If you’re wondering why dogs can hang out basically anywhere on the premises, it’s because Apocalypse is just a bar with no restaurant or kitchen component. There are more regulations when food enters the equation, and restaurant owners often exhibit more caution when dealing with dogs on their property.

“As well-behaved as they may be, (when) you’re waving a cheeseburger in front of them, you don’t know what they might do,” says Tommy Clemons of the Highlands Tap Room and Grill (1058 Bardstown Road).

The Tap Room has been on both sides of the dog issue. When they first opened, they allowed dogs in the outdoor patio area. However, after several incidents of canine misbehavior (one dog snapping at a customer and another urinating on a patron), they decided to enact a ban.

“Most people understand. It’s just a liability issue for us, and for the dog, too,” says Clemons.

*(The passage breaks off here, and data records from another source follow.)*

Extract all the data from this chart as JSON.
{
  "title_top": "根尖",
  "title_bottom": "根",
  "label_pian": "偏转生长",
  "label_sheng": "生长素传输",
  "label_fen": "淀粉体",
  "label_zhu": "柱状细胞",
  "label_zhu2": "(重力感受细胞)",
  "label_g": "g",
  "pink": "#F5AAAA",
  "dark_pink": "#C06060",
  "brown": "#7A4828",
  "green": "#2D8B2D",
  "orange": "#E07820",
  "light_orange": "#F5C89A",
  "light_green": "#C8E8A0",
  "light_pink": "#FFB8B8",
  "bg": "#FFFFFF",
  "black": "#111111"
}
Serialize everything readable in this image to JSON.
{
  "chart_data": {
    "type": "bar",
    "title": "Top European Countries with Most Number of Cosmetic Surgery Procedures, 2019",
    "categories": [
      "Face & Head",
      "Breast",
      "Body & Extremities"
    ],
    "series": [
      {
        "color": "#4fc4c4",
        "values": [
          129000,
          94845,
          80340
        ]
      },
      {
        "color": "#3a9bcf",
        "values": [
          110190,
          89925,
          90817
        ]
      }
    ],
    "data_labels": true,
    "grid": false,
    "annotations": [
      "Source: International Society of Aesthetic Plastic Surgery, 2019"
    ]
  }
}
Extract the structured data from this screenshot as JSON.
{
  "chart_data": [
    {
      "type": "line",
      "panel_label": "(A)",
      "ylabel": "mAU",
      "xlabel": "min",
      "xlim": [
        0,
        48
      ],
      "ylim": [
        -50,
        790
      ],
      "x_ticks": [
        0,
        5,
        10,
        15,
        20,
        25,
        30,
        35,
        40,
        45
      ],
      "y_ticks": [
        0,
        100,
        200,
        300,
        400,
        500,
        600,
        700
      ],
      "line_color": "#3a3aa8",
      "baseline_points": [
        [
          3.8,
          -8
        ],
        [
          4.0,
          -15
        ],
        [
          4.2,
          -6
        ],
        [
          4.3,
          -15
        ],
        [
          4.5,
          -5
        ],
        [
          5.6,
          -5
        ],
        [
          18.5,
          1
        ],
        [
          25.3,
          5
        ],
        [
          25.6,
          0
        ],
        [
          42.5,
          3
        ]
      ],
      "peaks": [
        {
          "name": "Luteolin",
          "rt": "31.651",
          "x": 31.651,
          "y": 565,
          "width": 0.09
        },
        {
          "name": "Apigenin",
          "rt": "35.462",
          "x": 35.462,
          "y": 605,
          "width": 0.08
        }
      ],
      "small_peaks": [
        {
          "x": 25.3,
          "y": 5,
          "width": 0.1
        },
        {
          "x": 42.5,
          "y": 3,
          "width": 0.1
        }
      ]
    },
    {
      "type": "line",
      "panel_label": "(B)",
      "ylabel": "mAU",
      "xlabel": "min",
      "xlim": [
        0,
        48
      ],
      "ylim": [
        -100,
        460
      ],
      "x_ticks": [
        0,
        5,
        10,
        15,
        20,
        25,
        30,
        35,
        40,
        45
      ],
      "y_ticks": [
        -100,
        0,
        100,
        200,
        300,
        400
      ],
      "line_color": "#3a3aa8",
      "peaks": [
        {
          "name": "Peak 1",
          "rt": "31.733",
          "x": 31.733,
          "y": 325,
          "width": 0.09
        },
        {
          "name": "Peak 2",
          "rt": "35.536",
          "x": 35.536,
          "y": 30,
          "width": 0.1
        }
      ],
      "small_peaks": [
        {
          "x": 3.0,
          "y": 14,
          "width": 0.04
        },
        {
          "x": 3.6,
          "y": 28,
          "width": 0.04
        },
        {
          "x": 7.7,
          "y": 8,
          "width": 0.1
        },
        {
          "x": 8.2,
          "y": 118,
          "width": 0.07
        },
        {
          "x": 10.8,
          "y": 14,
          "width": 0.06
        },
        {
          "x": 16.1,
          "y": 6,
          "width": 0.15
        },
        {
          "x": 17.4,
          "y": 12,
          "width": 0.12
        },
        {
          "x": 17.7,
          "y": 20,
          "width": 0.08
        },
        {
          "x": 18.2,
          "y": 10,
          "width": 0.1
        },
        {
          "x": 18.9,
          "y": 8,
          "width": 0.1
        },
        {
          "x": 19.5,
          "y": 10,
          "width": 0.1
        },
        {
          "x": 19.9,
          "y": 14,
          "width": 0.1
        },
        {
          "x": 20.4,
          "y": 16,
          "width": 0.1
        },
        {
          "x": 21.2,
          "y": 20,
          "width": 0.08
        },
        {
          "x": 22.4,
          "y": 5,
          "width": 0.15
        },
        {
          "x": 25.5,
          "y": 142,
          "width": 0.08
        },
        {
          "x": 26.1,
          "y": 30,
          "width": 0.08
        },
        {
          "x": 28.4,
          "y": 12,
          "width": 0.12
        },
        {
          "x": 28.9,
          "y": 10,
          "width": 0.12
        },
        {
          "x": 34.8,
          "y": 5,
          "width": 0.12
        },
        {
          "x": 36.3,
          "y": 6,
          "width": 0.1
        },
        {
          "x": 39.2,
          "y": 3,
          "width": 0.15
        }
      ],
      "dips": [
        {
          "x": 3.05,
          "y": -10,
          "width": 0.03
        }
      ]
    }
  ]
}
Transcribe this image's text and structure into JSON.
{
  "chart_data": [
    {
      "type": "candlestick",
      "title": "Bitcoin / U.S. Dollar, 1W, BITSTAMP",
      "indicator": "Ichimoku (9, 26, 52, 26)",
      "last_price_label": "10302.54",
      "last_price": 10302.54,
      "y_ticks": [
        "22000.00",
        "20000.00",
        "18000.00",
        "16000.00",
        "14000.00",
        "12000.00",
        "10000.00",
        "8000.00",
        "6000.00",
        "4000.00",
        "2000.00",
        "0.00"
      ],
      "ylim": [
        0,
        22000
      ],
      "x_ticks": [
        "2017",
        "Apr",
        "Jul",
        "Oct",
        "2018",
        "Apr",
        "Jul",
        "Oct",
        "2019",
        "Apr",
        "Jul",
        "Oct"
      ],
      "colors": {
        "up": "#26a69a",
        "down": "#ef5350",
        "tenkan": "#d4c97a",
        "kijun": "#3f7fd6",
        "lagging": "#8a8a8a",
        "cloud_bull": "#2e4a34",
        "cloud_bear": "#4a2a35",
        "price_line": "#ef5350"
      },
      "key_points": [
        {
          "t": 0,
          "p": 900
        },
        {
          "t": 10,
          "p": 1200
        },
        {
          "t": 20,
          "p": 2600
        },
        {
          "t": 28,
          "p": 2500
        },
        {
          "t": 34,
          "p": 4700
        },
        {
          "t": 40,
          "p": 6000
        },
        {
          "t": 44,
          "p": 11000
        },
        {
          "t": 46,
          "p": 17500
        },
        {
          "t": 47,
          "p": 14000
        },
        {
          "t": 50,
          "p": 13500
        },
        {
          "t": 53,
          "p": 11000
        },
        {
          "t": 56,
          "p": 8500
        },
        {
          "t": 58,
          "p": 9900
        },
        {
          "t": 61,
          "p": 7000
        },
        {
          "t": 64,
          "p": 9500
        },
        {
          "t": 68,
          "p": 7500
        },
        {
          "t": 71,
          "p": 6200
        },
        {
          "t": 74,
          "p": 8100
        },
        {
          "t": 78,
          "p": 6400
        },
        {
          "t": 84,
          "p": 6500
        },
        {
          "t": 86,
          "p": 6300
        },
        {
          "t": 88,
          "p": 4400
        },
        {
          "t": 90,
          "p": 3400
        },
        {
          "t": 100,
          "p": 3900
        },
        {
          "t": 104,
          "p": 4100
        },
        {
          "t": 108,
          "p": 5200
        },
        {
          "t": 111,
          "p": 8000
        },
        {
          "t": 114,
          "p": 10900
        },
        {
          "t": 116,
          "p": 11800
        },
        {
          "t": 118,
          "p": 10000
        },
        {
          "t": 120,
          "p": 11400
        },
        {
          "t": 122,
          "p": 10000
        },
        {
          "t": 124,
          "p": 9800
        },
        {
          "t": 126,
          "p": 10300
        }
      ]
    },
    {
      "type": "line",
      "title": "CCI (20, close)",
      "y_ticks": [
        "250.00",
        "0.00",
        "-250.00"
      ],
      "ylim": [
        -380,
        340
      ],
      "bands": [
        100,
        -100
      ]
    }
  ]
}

There’s good news, however, for Tap Room regulars with dogs: Now that they have relocated the original Highlands Tap Room next door, the bar is once again allowing German shepherds, chihuahuas and the like on that half’s patio.

Also in the partial-ban camp is Flanagan’s Ale House (934 Baxter Ave.). Similarly to the Tap Room, they have differing rules about dogs on their two patios.

“We allow dogs on our side patio out on the sidewalk, but we no longer allow dogs out back,” says general manager Matt Meehan. “There was a slight incident last summer with a child — a dog snapped at the child.”

In most cases, a simple call to the bar or restaurant to inquire about their dog policy should save you any hurt feelings. As excited as Fido is to go for a car ride and join you for a beer, you’d hate to grab a seat underneath an umbrella only to be told dogs aren’t welcome.

“My dog, Blanco, is a regular at the Nachbar all year ’round, and we go to the Barret Bar frequently, as soon as the weather permits,” says Germantown resident Steph Jordan. “As for places to dine, we like to frequent El Mundo, where dogs are welcome on the sidewalk only, and we plan on going to Zanzabar soon, since I just found out you can bring your dog to their enclosed patio.

“I don’t mind going out to places alone, but having Blanco with me changes the dynamic. It’s like an instant ice-breaker.”

The choices in Louisville for al fresco dining with your dog are vast, but it’s clear that these allowances could easily be rescinded without proper control of the situation. According to the restraint section of Louisville’s animal ordinance, in places that consent to allowing dogs on their premises, said dogs must be under direct control by their owners.

In other words, Louisville has a leash law, and disobeying it could lead to more bars and restaurants closing their doggy doors.

But with establishments like Apocalypse still churning along and dedicated to their canine cause, there’s no reason to believe Louisville will become any less dog-friendly.